IGC and Champalimaud Foundation secure new EMBO Installation Grants

Marco Fumasoni, from the Instituto Gulbenkian de Ciência (IGC), and Ana Luísa Correia, from the Champalimaud Foundation, are the two life scientists in Portugal awarded with EMBO Installation Grants in the 2022 edition. The funded projects will deepen understanding, respectively, of the evolution of genome maintenance mechanisms, as well as the process of dormancy in tumour cells, and how to target such cells for long-term effective treatment of metastatic cancer.
17 jan 2023

This competitive initiative “provides a tremendous opportunity for researchers to embark on a wide-range of ambitious life science projects,” says EMBO Director Fiona Watt. “The programme supports group leaders in founding and growing their labs, provides mentoring, networking and training opportunities, and also helps build vibrant, interdisciplinary national and international research communities.” The new EMBO Installation Grantees will establish laboratories in seven countries and receive 50 000 euros annually for three to five years. They can also apply for additional grants of up to 10 000 euros per year.

 

Evolutionary Rewiring Genome Maintenance
Marco Fumasoni, Instituto Gulbenkian de Ciência (IGC)

Originally from Italy, Marco Fumasoni arrived at the IGC in 2021 to start his lab Genome Maintenance and Evolution. With this EMBO Installation Grant, the researcher will develop the research project “Evolutionary Rewiring Genome Maintenance (EVOREWIRE)” which will deepen our understanding of the evolution of nuclear cell biology in nature, as well as during cancer and premature ageing, which are caused by mutations that perturb the faithful transmission of genetic material. The faithful maintenance of genomes is essential for life and depends on the precise execution of DNA replication, repair, and segregation of chromosomes at every cell division. While the function and overall logic of these processes are widely conserved, they show a surprising mechanistic variability in how they are executed in different species. But “the functional significance of these differences and the evolutionary processes that can generate them are still largely unknown”, Marco explains. To answer these questions, in this EMBO project, the researcher developed an integrative approach based on the unicellular microorganism S. cerevisiae, which combines genomics, evolutionary, cellular, and molecular biology.

This EMBO Installation grant “is a fantastic opportunity to establish my laboratory in Portugal with the best resources and to integrate my research within the European network of excellence represented by the EMBO community”, Marco highlights. The researcher was initially trained as a molecular geneticist studying the mechanisms that maintain genome stability in the labs of Marco Foiani and Dana Branzei at the University of Milan and Istituto Fondazione di Oncologia Molecolare (IFOM), where he received his Ph.D. Before joining the IGC, he moved to Harvard University (USA) where he used experimental evolution combined with molecular, cellular, and quantitative approaches to study the mechanisms and dynamics of genome evolution, mentored by Andrew Murray.

Ana Luísa Correia © Alexandre Azinheira, Fundação Champalimaud

Cracking the challenge of dormancy in metastatic cancer
Ana Luísa Correia, Champalimaud Foundation

After over 12 years abroad, Ana Luísa returned to Portugal to become a Principal Investigator at the Champalimaud Foundation, where she leads the Cancer Dormancy & Immunity Lab.“Receiving this EMBO Installation Grant is a unique opportunity for our recently created group at the Champalimaud Foundation to belong to the distinguished EMBO community and pursue our long term research goal – to understand what brings disseminated tumour cells in and out of dormancy, and how these dormant cells can be targeted”, says Ana Luísa.

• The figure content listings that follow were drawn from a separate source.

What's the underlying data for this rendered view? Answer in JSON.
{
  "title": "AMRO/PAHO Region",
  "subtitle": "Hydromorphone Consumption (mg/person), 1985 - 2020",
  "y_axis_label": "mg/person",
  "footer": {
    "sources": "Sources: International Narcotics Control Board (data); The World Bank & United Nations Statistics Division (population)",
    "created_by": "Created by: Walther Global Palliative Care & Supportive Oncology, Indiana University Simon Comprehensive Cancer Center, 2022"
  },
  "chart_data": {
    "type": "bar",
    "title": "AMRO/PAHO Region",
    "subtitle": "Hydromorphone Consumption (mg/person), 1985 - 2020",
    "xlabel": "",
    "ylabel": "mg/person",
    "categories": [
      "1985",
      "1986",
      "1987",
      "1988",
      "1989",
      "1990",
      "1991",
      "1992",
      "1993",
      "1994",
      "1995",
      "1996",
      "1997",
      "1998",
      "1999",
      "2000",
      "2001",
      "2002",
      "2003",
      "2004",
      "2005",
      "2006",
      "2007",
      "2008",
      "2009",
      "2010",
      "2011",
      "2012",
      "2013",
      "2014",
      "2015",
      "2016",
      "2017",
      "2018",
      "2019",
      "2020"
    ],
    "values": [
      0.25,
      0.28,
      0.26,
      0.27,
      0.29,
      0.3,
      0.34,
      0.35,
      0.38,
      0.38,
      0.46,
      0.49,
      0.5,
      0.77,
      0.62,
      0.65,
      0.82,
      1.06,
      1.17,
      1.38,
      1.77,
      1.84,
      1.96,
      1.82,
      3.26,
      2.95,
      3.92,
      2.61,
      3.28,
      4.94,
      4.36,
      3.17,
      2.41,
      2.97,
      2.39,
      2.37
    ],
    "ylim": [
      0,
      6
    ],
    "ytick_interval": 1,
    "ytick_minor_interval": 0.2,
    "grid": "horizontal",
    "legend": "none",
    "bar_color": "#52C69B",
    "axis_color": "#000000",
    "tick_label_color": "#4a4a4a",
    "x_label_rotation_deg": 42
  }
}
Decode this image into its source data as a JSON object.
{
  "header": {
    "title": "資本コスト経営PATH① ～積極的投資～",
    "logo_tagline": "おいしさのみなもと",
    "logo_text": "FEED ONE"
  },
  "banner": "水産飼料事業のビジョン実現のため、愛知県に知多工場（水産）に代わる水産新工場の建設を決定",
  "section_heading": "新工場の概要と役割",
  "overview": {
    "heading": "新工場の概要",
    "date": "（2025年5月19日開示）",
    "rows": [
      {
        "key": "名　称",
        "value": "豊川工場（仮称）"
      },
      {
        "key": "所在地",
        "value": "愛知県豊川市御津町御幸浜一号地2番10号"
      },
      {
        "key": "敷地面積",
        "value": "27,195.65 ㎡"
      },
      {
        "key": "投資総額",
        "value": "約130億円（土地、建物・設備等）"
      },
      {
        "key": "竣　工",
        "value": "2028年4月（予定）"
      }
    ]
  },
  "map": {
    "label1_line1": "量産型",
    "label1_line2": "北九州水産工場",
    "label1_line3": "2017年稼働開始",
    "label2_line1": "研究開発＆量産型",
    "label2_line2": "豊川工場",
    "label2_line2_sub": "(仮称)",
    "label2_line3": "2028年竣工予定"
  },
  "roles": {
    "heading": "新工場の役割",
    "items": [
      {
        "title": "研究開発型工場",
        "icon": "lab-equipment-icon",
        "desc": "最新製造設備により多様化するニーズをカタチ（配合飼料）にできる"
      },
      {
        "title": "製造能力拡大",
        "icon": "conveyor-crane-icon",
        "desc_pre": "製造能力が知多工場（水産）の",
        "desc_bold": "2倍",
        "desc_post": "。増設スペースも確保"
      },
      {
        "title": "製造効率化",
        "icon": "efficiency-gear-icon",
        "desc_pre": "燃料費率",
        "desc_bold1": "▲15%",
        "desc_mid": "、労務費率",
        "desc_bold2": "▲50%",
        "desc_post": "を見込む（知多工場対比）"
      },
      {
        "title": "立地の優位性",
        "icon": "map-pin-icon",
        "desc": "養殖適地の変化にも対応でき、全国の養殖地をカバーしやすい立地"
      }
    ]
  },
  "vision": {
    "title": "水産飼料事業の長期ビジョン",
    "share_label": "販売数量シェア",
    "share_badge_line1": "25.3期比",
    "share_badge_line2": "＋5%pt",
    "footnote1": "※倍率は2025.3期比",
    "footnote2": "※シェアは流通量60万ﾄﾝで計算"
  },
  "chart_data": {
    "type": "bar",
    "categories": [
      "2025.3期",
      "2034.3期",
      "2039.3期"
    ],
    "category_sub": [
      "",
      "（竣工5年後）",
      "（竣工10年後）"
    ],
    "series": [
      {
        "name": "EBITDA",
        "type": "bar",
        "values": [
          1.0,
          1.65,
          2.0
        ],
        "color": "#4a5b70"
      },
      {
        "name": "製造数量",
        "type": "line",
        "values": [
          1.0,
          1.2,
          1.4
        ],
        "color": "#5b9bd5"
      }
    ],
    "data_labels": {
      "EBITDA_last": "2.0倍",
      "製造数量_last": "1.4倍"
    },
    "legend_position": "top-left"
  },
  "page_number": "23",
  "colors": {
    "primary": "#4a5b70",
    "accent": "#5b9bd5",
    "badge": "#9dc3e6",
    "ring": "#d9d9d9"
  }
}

Metastases arising in distant sites continue to cause the vast majority of all cancer-related deaths. In many patients with cancer, metastases emerge long after successful treatment of the primary tumour. This is because persistent disseminated tumour cells (or DTCs) find residency at distant sites under a state of dormancy, only to awaken years or even decades afterwards and initiate deadly metastases. The group is studying this challenge in the context of breast cancer, which most often spreads to the bones, liver, lung, brain and lymph nodes: “Because immune cells in tissues are first responders to DTCs arriving at distant sites, we are particularly interested in understanding how tissue-specific immunity contributes to the differential emergence of metastases, and whether normalising tissue immune physiology might be a way to effectively control dormant DTCs”, Ana Luísa explains.

 

About EMBO

EMBO is an international organisation of life scientists which allocates direct funding from member states towards research fellowships, courses, workshops, conferences, and science policy initiatives. EMBO Installation Grants support group leaders establishing laboratories in countries participating in the scheme to strengthen the life sciences there. Installation grantees become part of an international network of more than 600 current and former EMBO Young Investigators, Installation Grantees and Global Investigators, benefiting from extensive networking opportunities, training, and practical support, as well as access to core facilities at the European Molecular Biology Laboratory (EMBL).